The theory behind this is that sugar-containing drinks stimulate the stomach much like a meal does. Having some food in your stomach delays stomach emptying, thus delaying absorption of alcohol into the bloodstream. The result is that drinkers get a less-potent hit of alcohol in their systems after drinking.

"This is why southern European countries have lower rates of alcoholism despite their increased alcohol intake," said Petros Levounis, director of the Addiction Institute of New York, who was not involved in the study. "They always drink while eating."

Diet beverages, since they contain no sugar, do not trigger the stomach to delay emptying, allowing alcohol to reach the bloodstream more quickly.

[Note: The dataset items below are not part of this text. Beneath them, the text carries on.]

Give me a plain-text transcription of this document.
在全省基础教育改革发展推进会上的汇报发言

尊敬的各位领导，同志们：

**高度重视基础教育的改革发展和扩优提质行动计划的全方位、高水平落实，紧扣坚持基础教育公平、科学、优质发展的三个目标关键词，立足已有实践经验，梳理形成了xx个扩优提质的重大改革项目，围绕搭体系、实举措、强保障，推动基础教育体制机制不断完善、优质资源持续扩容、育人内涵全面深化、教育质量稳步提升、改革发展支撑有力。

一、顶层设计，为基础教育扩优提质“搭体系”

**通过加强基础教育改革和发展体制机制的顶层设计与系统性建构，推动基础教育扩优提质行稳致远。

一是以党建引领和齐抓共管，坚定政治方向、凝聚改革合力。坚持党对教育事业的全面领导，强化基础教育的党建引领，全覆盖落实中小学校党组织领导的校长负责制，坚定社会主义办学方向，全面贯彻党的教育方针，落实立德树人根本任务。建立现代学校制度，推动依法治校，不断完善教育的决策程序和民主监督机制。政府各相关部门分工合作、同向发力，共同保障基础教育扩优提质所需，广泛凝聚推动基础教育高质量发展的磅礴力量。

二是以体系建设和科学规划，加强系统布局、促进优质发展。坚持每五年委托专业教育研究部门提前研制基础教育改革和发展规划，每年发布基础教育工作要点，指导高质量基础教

"The choice of what you mix your alcohol with can make a difference," Marczinski said, adding that there may even be potentially harmful consequences for those who regularly request a diet soda with their spirits.

"In the long run, it's more harmful for your body to be exposed to a higher alcohol concentration than a few extra calories," she said.

But not all alcohol experts agree that going diet with your cocktails is all that different. Boris Tabakoff, a professor of pharmacology at the University of Colorado School of Medicine, pointed to the fact that study subjects drank the equivalent of three to four drinks over a five-minute period.

"Few if any bars will serve you a drink that strong," he said. "If you want to chug your alcohol to the point of consuming the equivalent of three to four drinks in five minutes, you should not worry about calories."

Tabakoff further pointed out that calorie-conscious drinkers might do better simply to limit their alcohol intake, noting that alcohol, too, is packed with calories.